Recently I had the opportunity to meet one of these individuals who works in one of the most remote regions of the world: Papua New Guinea. This individual is Bob Lee who works as a missionary in Papau New Guinea forWycliffe Bible Translators and has recently retired to Omaha, NE. While Bob still goes to Papua New Guinea occasionally (and is there as I write this), he is now in Omaha more often than not and I recently had a chance to meet him and his wife over dinner and talk about some of the challenges that they face in their ministry.

Papua New Guinea is unique in that it has one the most diverse set of languages of any country in the world. In a country that is a little larger in size than the size of Texas but has only about 1/6 of Texas’s population (4.7 million versus Texas’ population of over 30 million), it boasts over 800 known languages. Bob’s assignment while in Papua New Guinua was to translate the Bible into the native languages of these different people groups. Obviously this in itself no small feat as he and his staff need to learn the language and then translate it into the language of these different people groups. In some cases into the written word and, in others, into the spoken word since some people groups they were trying to reach have no written language.

However an equally great challenge for Bob and Wycliffe Bible Translators is protecting the data both as the translation of the Bible progresses and then once it is complete. This is problematic in a couple of ways. First, Bob and his staff are working in remote areas of the island (according to Bob, it is a two hour drive on less than ideal roads just to get to where he resides in Papua New Guinea) so backing up the data is in itself a challenge no matter what method he uses. Power is unreliable, technology supplies are hard to come by and he has to manage and track all of the backups himself.

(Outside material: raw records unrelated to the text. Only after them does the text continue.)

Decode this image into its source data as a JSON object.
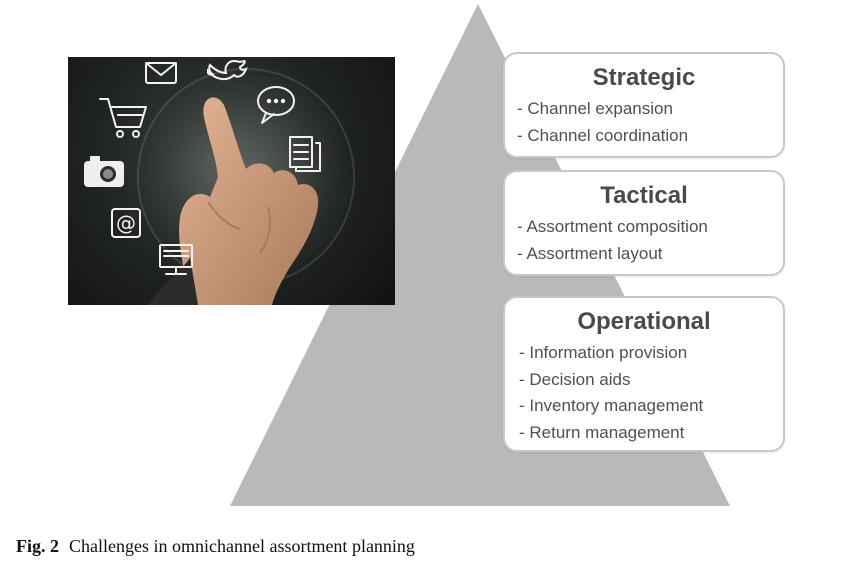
{
  "colors": {
    "pyramid": "#b9b9b9",
    "box_border": "#c8c8c8",
    "box_text": "#4d4d4d",
    "photo_background": "#1f2320",
    "icon_stroke": "#f2f2f2"
  },
  "photo": {
    "icons": [
      "mail-icon",
      "twitter-bird-icon",
      "shopping-cart-icon",
      "chat-bubble-icon",
      "camera-icon",
      "document-icon",
      "at-sign-icon",
      "monitor-icon"
    ]
  },
  "levels": {
    "strategic": {
      "title": "Strategic",
      "items": [
        "- Channel expansion",
        "- Channel coordination"
      ]
    },
    "tactical": {
      "title": "Tactical",
      "items": [
        "- Assortment composition",
        "- Assortment layout"
      ]
    },
    "operational": {
      "title": "Operational",
      "items": [
        "- Information provision",
        "- Decision aids",
        "- Inventory management",
        "- Return management"
      ]
    }
  },
  "caption": {
    "label": "Fig. 2",
    "text": "Challenges in omnichannel assortment planning"
  }
}
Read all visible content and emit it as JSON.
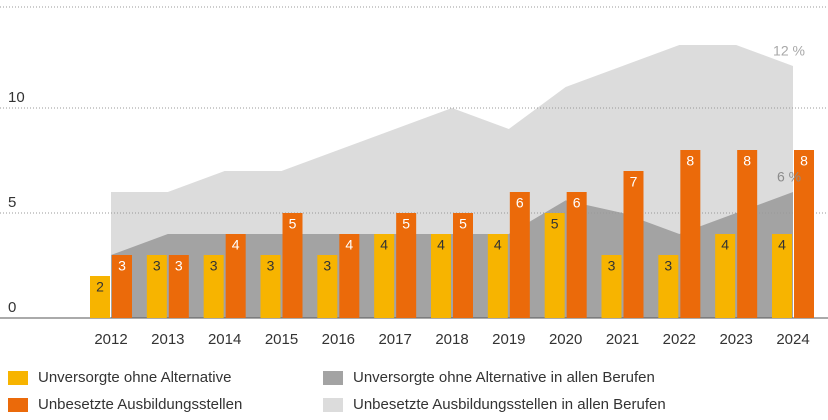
{
  "chart_data": {
    "type": "bar",
    "categories": [
      "2012",
      "2013",
      "2014",
      "2015",
      "2016",
      "2017",
      "2018",
      "2019",
      "2020",
      "2021",
      "2022",
      "2023",
      "2024"
    ],
    "series": [
      {
        "name": "Unversorgte ohne Alternative",
        "color": "#f7b400",
        "kind": "bar",
        "label_color": "#333333",
        "values": [
          2,
          3,
          3,
          3,
          3,
          4,
          4,
          4,
          5,
          3,
          3,
          4,
          4
        ]
      },
      {
        "name": "Unbesetzte Ausbildungsstellen",
        "color": "#eb6a0a",
        "kind": "bar",
        "label_color": "#ffffff",
        "values": [
          3,
          3,
          4,
          5,
          4,
          5,
          5,
          6,
          6,
          7,
          8,
          8,
          8
        ]
      },
      {
        "name": "Unversorgte ohne Alternative in allen Berufen",
        "color": "#a3a3a3",
        "kind": "area",
        "label_color": "#8c8c8c",
        "values": [
          3,
          4,
          4,
          4,
          4,
          4,
          4,
          4,
          5.6,
          5,
          4,
          5,
          6
        ],
        "value_labels": [
          null,
          null,
          null,
          null,
          null,
          null,
          null,
          null,
          null,
          null,
          null,
          null,
          "6 %"
        ]
      },
      {
        "name": "Unbesetzte Ausbildungsstellen in allen Berufen",
        "color": "#dcdcdc",
        "kind": "area",
        "label_color": "#a8a8a8",
        "values": [
          6,
          6,
          7,
          7,
          8,
          9,
          10,
          9,
          11,
          12,
          13,
          13,
          12
        ],
        "value_labels": [
          null,
          null,
          null,
          null,
          null,
          null,
          null,
          null,
          null,
          null,
          null,
          null,
          "12 %"
        ]
      }
    ],
    "ylim": [
      0,
      15
    ],
    "yticks": [
      0,
      5,
      10
    ],
    "grid": true
  }
}
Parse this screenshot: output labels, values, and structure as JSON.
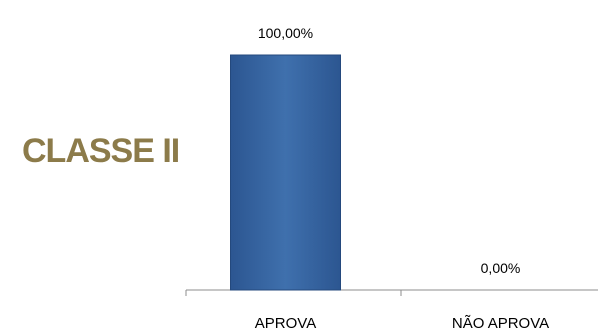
{
  "chart_data": {
    "type": "bar",
    "title": "CLASSE II",
    "categories": [
      "APROVA",
      "NÃO APROVA"
    ],
    "values": [
      100,
      0
    ],
    "data_labels": [
      "100,00%",
      "0,00%"
    ],
    "ylim": [
      0,
      100
    ],
    "grid": false,
    "legend": "none",
    "bar_color": "#3a6aa6"
  }
}
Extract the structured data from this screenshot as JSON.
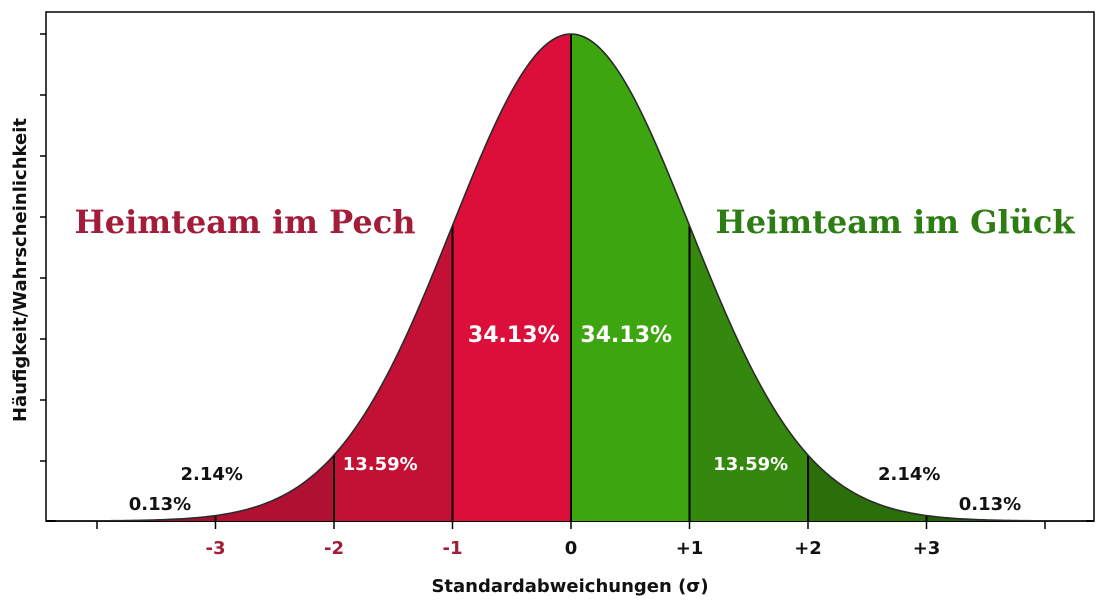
{
  "chart_data": {
    "type": "area",
    "title": "",
    "xlabel": "Standardabweichungen (σ)",
    "ylabel": "Häufigkeit/Wahrscheinlichkeit",
    "xlim": [
      -4,
      4
    ],
    "mean": 0,
    "sd": 1,
    "ticks": [
      {
        "value": -3,
        "label": "-3",
        "color": "#a31d3a"
      },
      {
        "value": -2,
        "label": "-2",
        "color": "#a31d3a"
      },
      {
        "value": -1,
        "label": "-1",
        "color": "#a31d3a"
      },
      {
        "value": 0,
        "label": "0",
        "color": "#111111"
      },
      {
        "value": 1,
        "label": "+1",
        "color": "#111111"
      },
      {
        "value": 2,
        "label": "+2",
        "color": "#111111"
      },
      {
        "value": 3,
        "label": "+3",
        "color": "#111111"
      }
    ],
    "regions": [
      {
        "from": -4,
        "to": -3,
        "percent": "0.13%",
        "color": "#a50f2d",
        "label_color": "#111111",
        "label_outside": true
      },
      {
        "from": -3,
        "to": -2,
        "percent": "2.14%",
        "color": "#b01032",
        "label_color": "#111111",
        "label_outside": true
      },
      {
        "from": -2,
        "to": -1,
        "percent": "13.59%",
        "color": "#c21134",
        "label_color": "#ffffff",
        "label_outside": false
      },
      {
        "from": -1,
        "to": 0,
        "percent": "34.13%",
        "color": "#dc0e3a",
        "label_color": "#ffffff",
        "label_outside": false
      },
      {
        "from": 0,
        "to": 1,
        "percent": "34.13%",
        "color": "#3da50f",
        "label_color": "#ffffff",
        "label_outside": false
      },
      {
        "from": 1,
        "to": 2,
        "percent": "13.59%",
        "color": "#35880e",
        "label_color": "#ffffff",
        "label_outside": false
      },
      {
        "from": 2,
        "to": 3,
        "percent": "2.14%",
        "color": "#2a6f0a",
        "label_color": "#111111",
        "label_outside": true
      },
      {
        "from": 3,
        "to": 4,
        "percent": "0.13%",
        "color": "#235f08",
        "label_color": "#111111",
        "label_outside": true
      }
    ],
    "annotations": [
      {
        "text": "Heimteam im Pech",
        "color": "#a31d3a",
        "side": "left"
      },
      {
        "text": "Heimteam im Glück",
        "color": "#2e7d14",
        "side": "right"
      }
    ],
    "grid": false,
    "legend": "none"
  }
}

This leads to the second problem: even when he does complete a backup, he still needs to manage this data and get it offsite. Many of the bible translations that Bob and his staff complete are irreplaceable and impossible to recreate. Since everything they do is for the most part stored digitally, if the data is ever lost or compromised it could quite possibly never be recreated by anyone. But even if he does get the backup shipped offsite, Wycliffe’s missionaries largely work independently. So unless someone at Wycliffe knows how the backup was done, what data is on it and how to recover it, there is a good possibility the data could never be recovered.

The purpose of this blog entry is not to make you feel sorry for Bob Lee or ask for money to help Wycliffe in its Bible translation efforts (though you are certainly welcome to do so if you wish.) Bob understood what he was getting himself into, has been doing it for years and I’m sure he and Wycliffe will carry on. Rather realize there are individuals and organizations out there that really have no good options available to them at all and that we should be thankful for the technologies to which we do have access, imperfect though they may be at times.